2. Our subject today is Jesus’ Return in Glory.

a. I have heard very little teaching describing the person of Jesus Christ when it comes to His return.

i. Most of what I have heard has had to do with the sequence of events and timing of His return and the events surrounding His return.

ii. In fact, I recently got an invitation to a “prophecy conference” hosted by a local church.

iii. I tossed it in the trash.

iv. Why? Because so much more emphasis is on the rapture, the tribulation, the nation of Israel, and even given to the antichrist in some of these teachings that Christ himself!

v. So today, we will focus on Jesus.

1. Not on the events, not on the timing, not even on all of the other characters of the end time. Just Jesus. And His Glory. And how we are to prepare and conduct ourselves in light of what we believe about His return.

3. But to get to the return, we must first grapple with the departure of Jesus.

a. In Luke 24:26 “Jesus said to them, “How foolish you are and how slow of heart to believe all that the prophets have spoken! Did not the Christ have to suffer these things and then enter his glory?”

i. Right after the resurrection, on the road to Emmaus with two of the disciples, Jesus appears (they don’t recognize him) and travels with them, explaining what had happened.

ii. Over and over again, before his crucifixion, while the disciples are looking for the Messiah to be the conquerer, Jesus keeps pointing to a suffering cross.

iii. This is because there is a foundational principle concerning glory. Suffering must precede glory.

1. Most of us view suffering as the “ultimate” evil.

2. We run from suffering, we flee from it’s threat.

3. We take pain pills, we avoid painful situations…and it is part of our survival wiring we are given.

4. Yet, suffering is common to all people.

5. Suffering is something we really cannot control. But what we can control is our response to it:Why Me?

a. “In all fairness, if we ask the ‘Why me?’ question in regard to our burdens, we should also ask it in regard to our blessings.

b. “We take for granted 100 days of perfect health, and then grumble about one day of aches and pains.

c. “We drive the freeway hundreds of times without incident, and then ask, ‘Why me?’ the one time we have a flat tire or engine trouble.

d. “We casually accept the fact when our family is together for the holidays, but when we are separated, we dwell on our loneliness.

e. “How often do we say, ‘Why me?’ as we count our blessings?

f. “Rather than feeling sad about what we don’t have, doesn’t it make more sense to feel a kind of rollicking rejoicing over everything we do have?

6. And suffering is not the worst thing that can happen to us. Separation from God is the worst thing. Suffering is a natural and normal part of life in this deteriorating, human body.

7. Yet Jesus embraced suffering, knowing it would be redemptive, it would purchase people back from rebellion toward God. Jesus knew that suffering was not the worst evil…lost men and women were the worst thing in creation. And he would pay the price to win you and I back.

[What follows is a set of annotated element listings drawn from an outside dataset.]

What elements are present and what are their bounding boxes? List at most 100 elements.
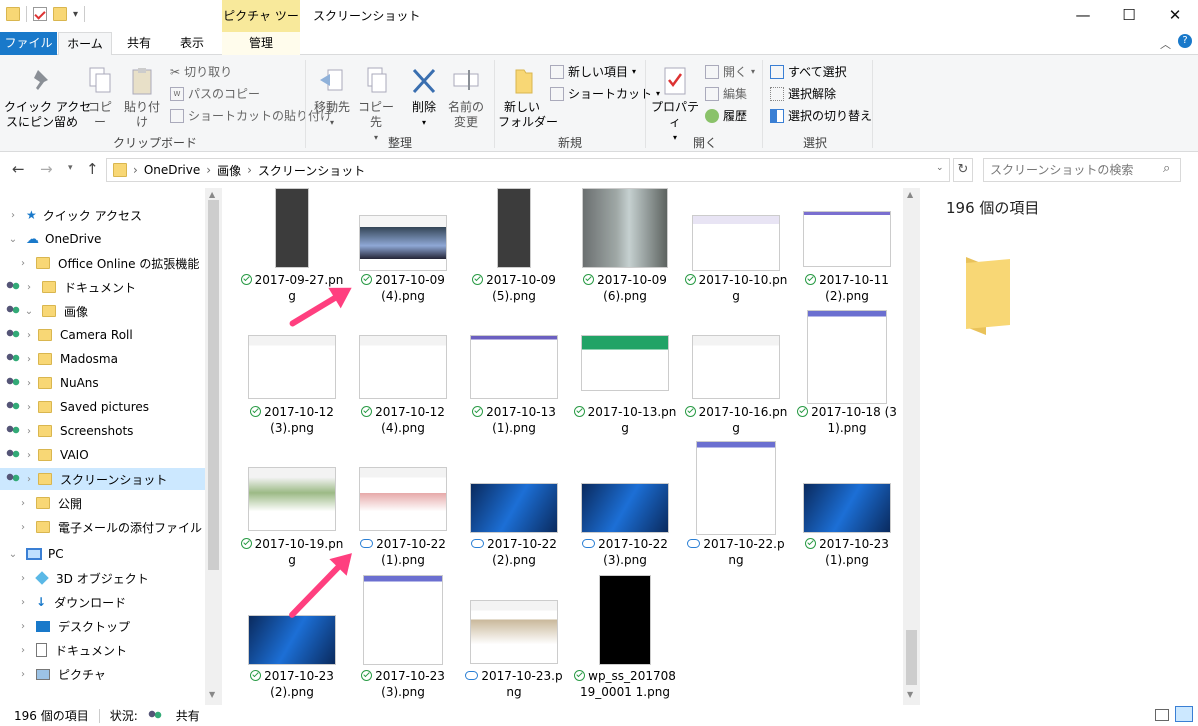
up-arrow-icon[interactable]: ↑ [86,160,99,178]
history-button[interactable]: 履歴 [705,107,747,124]
select-all-button[interactable]: すべて選択 [770,63,847,80]
sidebar-item[interactable]: › Madosma [0,348,205,370]
sidebar-scroll-thumb[interactable] [208,200,219,570]
sidebar-item[interactable]: › Office Online の拡張機能 [0,252,205,274]
tab-file[interactable]: ファイル [0,32,57,55]
sidebar-item[interactable]: ⌄ ☁ OneDrive [0,228,205,250]
sidebar-item[interactable]: › ★ クイック アクセス [0,204,205,226]
file-thumbnail[interactable] [248,467,336,531]
invert-selection-button[interactable]: 選択の切り替え [770,107,872,124]
file-name[interactable]: 2017-10-22 (2).png [462,536,566,568]
scroll-up-icon[interactable]: ▲ [907,190,913,199]
file-name[interactable]: 2017-10-10.png [684,272,788,304]
sidebar-item[interactable]: ⌄ PC [0,543,205,565]
scroll-down-icon[interactable]: ▼ [907,690,913,699]
chevron-icon[interactable]: › [24,378,34,389]
file-thumbnail[interactable] [470,335,558,399]
rename-button[interactable]: 名前の 変更 [446,66,486,130]
sidebar-item[interactable]: › ドキュメント [0,276,205,298]
forward-arrow-icon[interactable]: → [40,160,53,178]
open-button[interactable]: 開く ▾ [705,63,755,80]
sidebar-item[interactable]: ⌄ 画像 [0,300,205,322]
file-name[interactable]: 2017-10-09 (4).png [351,272,455,304]
refresh-icon[interactable]: ↻ [953,158,973,182]
file-thumbnail[interactable] [470,483,558,533]
sidebar-item[interactable]: › デスクトップ [0,615,205,637]
sidebar-item[interactable]: › 3D オブジェクト [0,567,205,589]
file-thumbnail[interactable] [581,335,669,391]
chevron-icon[interactable]: › [18,597,28,608]
help-icon[interactable]: ? [1178,34,1192,48]
sidebar-item[interactable]: › ↓ ダウンロード [0,591,205,613]
file-thumbnail[interactable] [803,211,891,267]
recent-locations-icon[interactable]: ▾ [68,163,73,173]
file-name[interactable]: 2017-10-23 (3).png [351,668,455,700]
file-thumbnail[interactable] [692,215,780,271]
file-thumbnail[interactable] [359,467,447,531]
file-name[interactable]: 2017-10-18 (31).png [795,404,899,436]
chevron-icon[interactable]: › [18,522,28,533]
chevron-icon[interactable]: › [24,402,34,413]
file-name[interactable]: 2017-10-13.png [573,404,677,436]
file-name[interactable]: 2017-10-12 (3).png [240,404,344,436]
scroll-down-icon[interactable]: ▼ [209,690,215,699]
sidebar-item[interactable]: › Saved pictures [0,396,205,418]
chevron-icon[interactable]: › [24,282,34,293]
chevron-icon[interactable]: › [24,426,34,437]
file-thumbnail[interactable] [248,335,336,399]
chevron-icon[interactable]: ⌄ [8,234,18,245]
content-scroll-thumb[interactable] [906,630,917,685]
file-name[interactable]: 2017-10-22.png [684,536,788,568]
sidebar-item[interactable]: › スクリーンショット [0,468,205,490]
tab-share[interactable]: 共有 [113,32,165,55]
file-thumbnail[interactable] [359,335,447,399]
sidebar-item[interactable]: › 電子メールの添付ファイル [0,516,205,538]
chevron-icon[interactable]: › [24,330,34,341]
breadcrumb-onedrive[interactable]: OneDrive [144,163,200,177]
pin-quick-access-button[interactable]: クイック アクセ スにピン留め [4,66,91,130]
file-thumbnail[interactable] [599,575,651,665]
sidebar-item[interactable]: › 公開 [0,492,205,514]
delete-button[interactable]: 削除 ▾ [406,66,442,130]
sidebar-item[interactable]: › Screenshots [0,420,205,442]
chevron-icon[interactable]: › [18,498,28,509]
large-icons-view-icon[interactable] [1175,706,1193,722]
chevron-icon[interactable]: › [24,354,34,365]
file-thumbnail[interactable] [363,575,443,665]
file-name[interactable]: wp_ss_20170819_0001 1.png [573,668,677,700]
sidebar-item[interactable]: › ドキュメント [0,639,205,661]
file-thumbnail[interactable] [275,188,309,268]
file-name[interactable]: 2017-10-23.png [462,668,566,700]
file-name[interactable]: 2017-10-16.png [684,404,788,436]
details-view-icon[interactable] [1155,709,1169,721]
paste-button[interactable]: 貼り付け [120,66,164,130]
file-thumbnail[interactable] [696,441,776,535]
select-none-button[interactable]: 選択解除 [770,85,836,102]
file-thumbnail[interactable] [581,483,669,533]
chevron-icon[interactable]: › [18,645,28,656]
scroll-up-icon[interactable]: ▲ [209,190,215,199]
file-name[interactable]: 2017-10-13 (1).png [462,404,566,436]
chevron-icon[interactable]: › [18,669,28,680]
paste-shortcut-button[interactable]: ショートカットの貼り付け [170,107,332,124]
file-thumbnail[interactable] [248,615,336,665]
file-name[interactable]: 2017-10-09 (5).png [462,272,566,304]
collapse-ribbon-icon[interactable]: ︿ [1160,36,1171,52]
sidebar-item[interactable]: › NuAns [0,372,205,394]
file-thumbnail[interactable] [807,310,887,404]
chevron-icon[interactable]: › [24,450,34,461]
file-name[interactable]: 2017-10-23 (2).png [240,668,344,700]
file-name[interactable]: 2017-10-22 (1).png [351,536,455,568]
content-scrollbar[interactable] [903,188,920,705]
file-name[interactable]: 2017-10-23 (1).png [795,536,899,568]
minimize-button[interactable]: — [1060,0,1106,32]
properties-icon[interactable] [33,7,47,21]
new-item-button[interactable]: 新しい項目 ▾ [550,63,636,80]
maximize-button[interactable]: ☐ [1106,0,1152,32]
file-thumbnail[interactable] [359,215,447,271]
chevron-icon[interactable]: › [24,474,34,485]
close-button[interactable]: ✕ [1152,0,1198,32]
file-name[interactable]: 2017-10-12 (4).png [351,404,455,436]
new-folder-button[interactable]: 新しい フォルダー [498,66,558,130]
easy-access-button[interactable]: ショートカット ▾ [550,85,660,102]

iv. Look at Hebrews 2:9-10 “ But we see Jesus, who was made a little lower than the angels, now crowned with glory and honor because he suffered death, so that by the grace of God he might taste death for everyone. In bringing many sons to glory, it was fitting that God, for whom and through everything exists, should make the author of their salvation perfect (complete) through suffering.”

v. It is through suffering that God makes us complete. Painfully complete. And through suffering is found glory.